The receptor protein is called neuropilin-2 (NRP2). Earlier work hinted that it facilitates the activity of a family of proteins called vascular endothelial growth factors (VEGF), which dock onto other cell receptors. The VEGF proteins are best known for promoting signaling in blood vessel-lining cells that boost new vessel growth.

In the new study, researchers tested malignant and healthy cells taken from people with colon cancer. The cancerous cells typically produced NRP2 proteins, while nearby normal colon cells did not. Wiping out NRP2 receptors in malignant cells limited their survival in lab dish tests, says study coauthor Lee Ellis, a surgeon and cancer biologist at the M.D. Anderson Cancer Center in Houston.

When Ellis and his team implanted human colon tumors into mice, the tumors grew well and the cancer spread. But when the scientists implanted similar tumors, altered so they could not produce NRP2, the malignancies grew less and spawned fewer metastases. The work appears in the Jan. 16 Journal of the National Cancer Institute.

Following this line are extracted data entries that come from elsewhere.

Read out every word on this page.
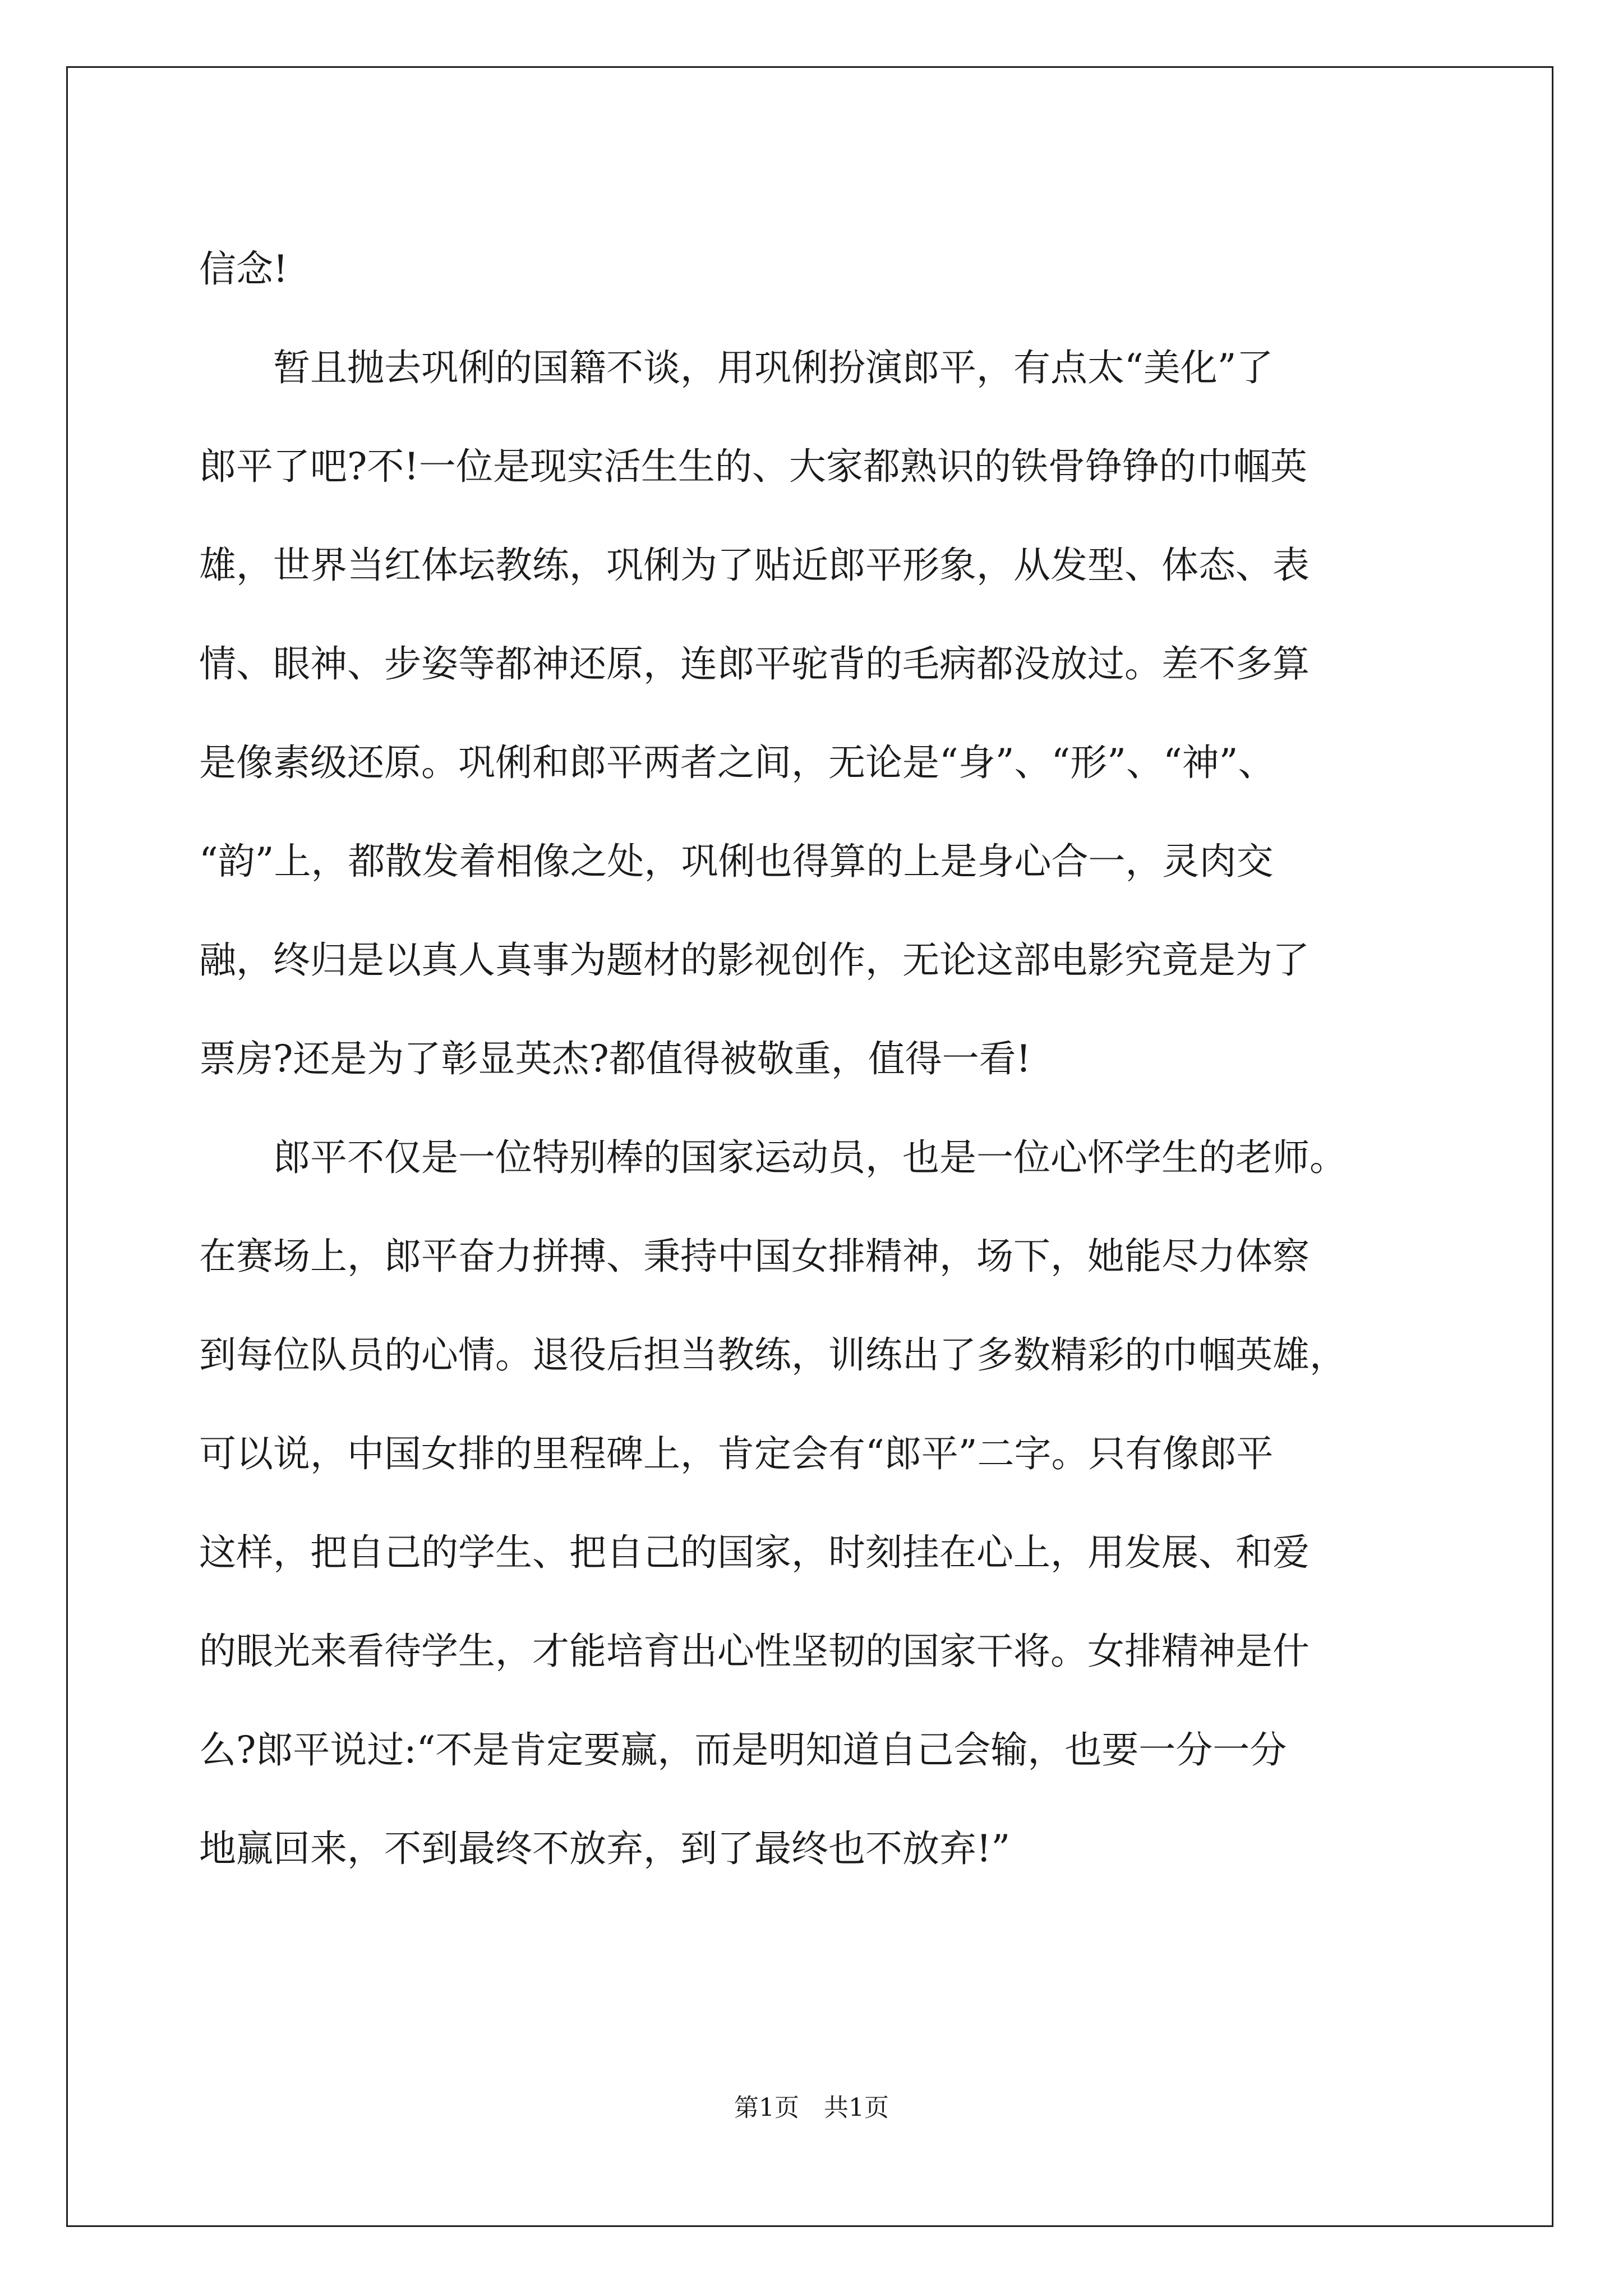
信念!
　　暂且抛去巩俐的国籍不谈，用巩俐扮演郎平，有点太“美化”了
郎平了吧?不!一位是现实活生生的、大家都熟识的铁骨铮铮的巾帼英
雄，世界当红体坛教练，巩俐为了贴近郎平形象，从发型、体态、表
情、眼神、步姿等都神还原，连郎平驼背的毛病都没放过。差不多算
是像素级还原。巩俐和郎平两者之间，无论是“身”、“形”、“神”、
“韵”上，都散发着相像之处，巩俐也得算的上是身心合一，灵肉交
融，终归是以真人真事为题材的影视创作，无论这部电影究竟是为了
票房?还是为了彰显英杰?都值得被敬重，值得一看!
　　郎平不仅是一位特别棒的国家运动员，也是一位心怀学生的老师。
在赛场上，郎平奋力拼搏、秉持中国女排精神，场下，她能尽力体察
到每位队员的心情。退役后担当教练，训练出了多数精彩的巾帼英雄，
可以说，中国女排的里程碑上，肯定会有“郎平”二字。只有像郎平
这样，把自己的学生、把自己的国家，时刻挂在心上，用发展、和爱
的眼光来看待学生，才能培育出心性坚韧的国家干将。女排精神是什
么?郎平说过:“不是肯定要赢，而是明知道自己会输，也要一分一分
地赢回来，不到最终不放弃，到了最终也不放弃!”
第1页　共1页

NRP2’s cancer-promoting actions remain somewhat mysterious. Although VEGF proteins are mainly thought to foster blood vessel growth, the effect that NRP2 has on VEGF in these cancerous colon cells might have more to do with abetting cancer cell growth directly than with vessel proliferation, Ellis says.

His team plans further tests. “We want to make sure this is truly a good target,” he says.